Sind Sie beschäftigt?
: „Heute muß mehr geknüppelt werden“

■ Der Polizist Matthias P. spürt bei seiner Arbeit die Folgen der Arbeitslosigkeit. „Man merkt eine Leck-mich-Stimmung.“ Er macht sich aber mehr Gedanken um den Frieden in der Welt

Die Mehrzahl der Berliner geht jeden Tag zur Arbeit, daneben sind rund 290.000 Menschen erwerbslos gemeldet. Doch auch diejenigen, die keinen Arbeitgeber haben, sind nicht ohne Arbeit. „Sind Sie beschäftigt?“ will die taz wissen und hört sich in den nächsten Wochen täglich an wechselnden Orten um.

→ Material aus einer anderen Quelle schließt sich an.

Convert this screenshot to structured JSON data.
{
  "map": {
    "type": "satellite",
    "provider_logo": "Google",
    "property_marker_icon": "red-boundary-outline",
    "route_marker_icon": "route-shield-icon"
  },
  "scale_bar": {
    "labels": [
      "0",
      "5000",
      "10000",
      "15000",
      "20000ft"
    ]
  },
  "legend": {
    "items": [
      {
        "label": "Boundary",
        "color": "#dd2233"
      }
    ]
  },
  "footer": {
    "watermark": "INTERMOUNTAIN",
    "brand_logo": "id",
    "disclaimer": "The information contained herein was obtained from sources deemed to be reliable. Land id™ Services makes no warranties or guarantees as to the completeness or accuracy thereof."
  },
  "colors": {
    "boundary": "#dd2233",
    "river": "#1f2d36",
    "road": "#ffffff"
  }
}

Der 31jährige Polizist Matthias P.: Man macht sich schon mehr Gedanken als früher um die Arbeit. Ich habe zwar einen relativ sicheren Job, der auch krisensicher ist. Aber man ist schon ganz froh, daß man gerade diesen Beruf hat. Auf jeden Fall merke ich bei meiner Arbeit die Auswirkungen der hohen Arbeitslosigkeit. Ich würde nicht sagen soziale Armut. Ich bin der Meinung, daß man das am Äußeren sieht.

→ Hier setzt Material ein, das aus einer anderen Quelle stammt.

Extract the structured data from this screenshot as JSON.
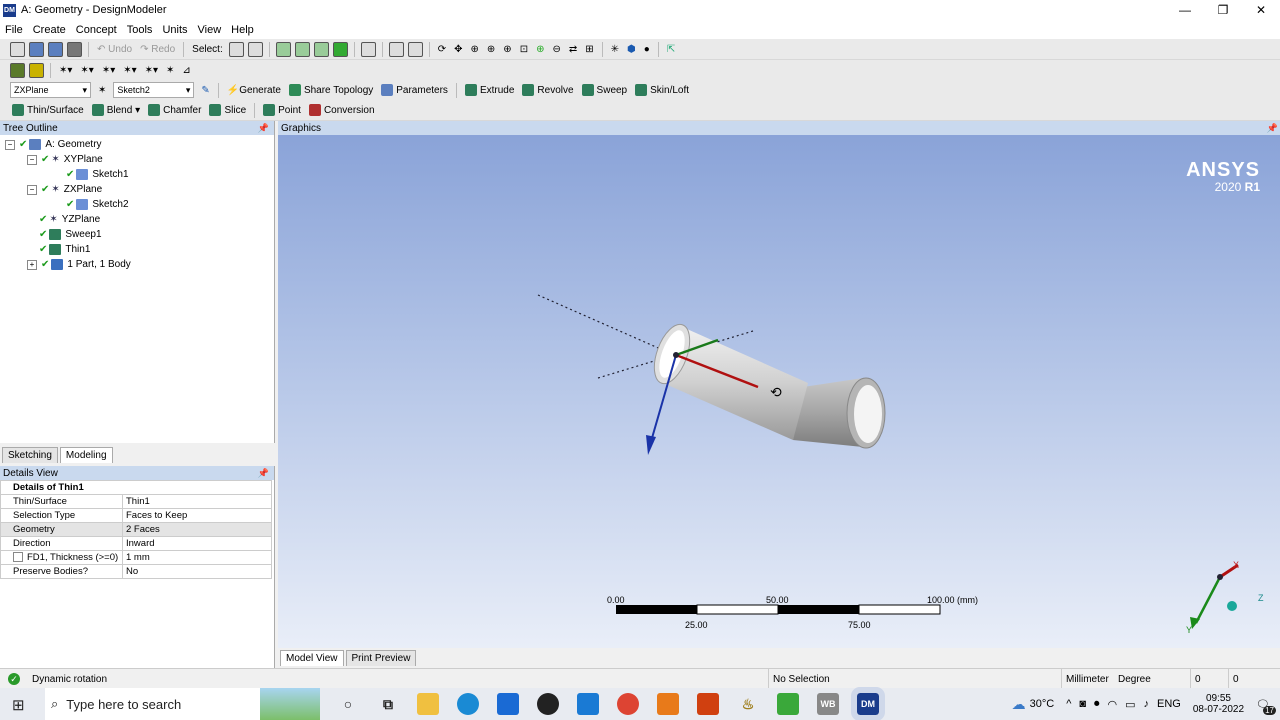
{
  "window": {
    "title": "A: Geometry - DesignModeler",
    "app_icon": "DM",
    "min": "—",
    "max": "❐",
    "close": "✕"
  },
  "menu": [
    "File",
    "Create",
    "Concept",
    "Tools",
    "Units",
    "View",
    "Help"
  ],
  "toolbar1": {
    "undo": "Undo",
    "redo": "Redo",
    "select": "Select:"
  },
  "toolbar3": {
    "plane_select": "ZXPlane",
    "sketch_select": "Sketch2",
    "generate": "Generate",
    "share_topology": "Share Topology",
    "parameters": "Parameters",
    "extrude": "Extrude",
    "revolve": "Revolve",
    "sweep": "Sweep",
    "skin_loft": "Skin/Loft"
  },
  "toolbar4": {
    "thin_surface": "Thin/Surface",
    "blend": "Blend",
    "chamfer": "Chamfer",
    "slice": "Slice",
    "point": "Point",
    "conversion": "Conversion"
  },
  "tree": {
    "header": "Tree Outline",
    "items": [
      {
        "label": "A: Geometry"
      },
      {
        "label": "XYPlane"
      },
      {
        "label": "Sketch1"
      },
      {
        "label": "ZXPlane"
      },
      {
        "label": "Sketch2"
      },
      {
        "label": "YZPlane"
      },
      {
        "label": "Sweep1"
      },
      {
        "label": "Thin1"
      },
      {
        "label": "1 Part, 1 Body"
      }
    ]
  },
  "left_tabs": [
    "Sketching",
    "Modeling"
  ],
  "details": {
    "header": "Details View",
    "title": "Details of Thin1",
    "rows": [
      {
        "key": "Thin/Surface",
        "value": "Thin1"
      },
      {
        "key": "Selection Type",
        "value": "Faces to Keep"
      },
      {
        "key": "Geometry",
        "value": "2 Faces"
      },
      {
        "key": "Direction",
        "value": "Inward"
      },
      {
        "key": "FD1, Thickness (>=0)",
        "value": "1 mm"
      },
      {
        "key": "Preserve Bodies?",
        "value": "No"
      }
    ]
  },
  "graphics": {
    "header": "Graphics",
    "logo": "ANSYS",
    "version_prefix": "2020 ",
    "version_suffix": "R1",
    "scale": {
      "l0": "0.00",
      "l50": "50.00",
      "l100": "100.00 (mm)",
      "l25": "25.00",
      "l75": "75.00"
    },
    "triad": {
      "x": "X",
      "z": "Z",
      "y": "Y"
    }
  },
  "view_tabs": [
    "Model View",
    "Print Preview"
  ],
  "status": {
    "message": "Dynamic rotation",
    "selection": "No Selection",
    "units_length": "Millimeter",
    "units_angle": "Degree",
    "v1": "0",
    "v2": "0"
  },
  "taskbar": {
    "search_placeholder": "Type here to search",
    "temperature": "30°C",
    "lang": "ENG",
    "time": "09:55",
    "date": "08-07-2022",
    "notif_count": "17",
    "wb_label": "WB",
    "dm_label": "DM"
  },
  "colors": {
    "accent": "#1a3c8c",
    "viewport_top": "#8aa3d8",
    "viewport_bottom": "#e9eef8",
    "check": "#1d9b1d"
  }
}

Die Klamotten vieler Leute sehen ein bißchen abgetragen aus, Stadtstreicher treten meiner Meinung nach etwas vermehrt auf. Man merkt eine Melancholie, eine Leck-mich-Stimmung. Ich habe ab und zu so ein Gefühl, daß viele Leute denken, auch wenn ich keine Arbeit habe, wird mich schon das soziale Netz auffangen.

Bei meiner Berufswahl spielte die Überlegung „krisensicherer Job“ überhaupt keine Rolle. Als ich angefangen habe, war auch noch genug Arbeit vorhanden. In der freien Wirtschaft oder als Angestellter im öffentlichen Dienst kann es schnell sein, daß man auf einer Kann-Wegfallen-Stelle sitzt. Es gibt für mich größere Schwerpunkte als die Arbeitslosenzahlen. Es gibt wichtigere Sachen, z.B. den Frieden in der Welt oder die Umweltverschmutzung. Vielleicht liegt das auch an meiner beruflichen Stellung, daß ich mir darüber mehr Gedanken mache als um Arbeitslosenzahlen.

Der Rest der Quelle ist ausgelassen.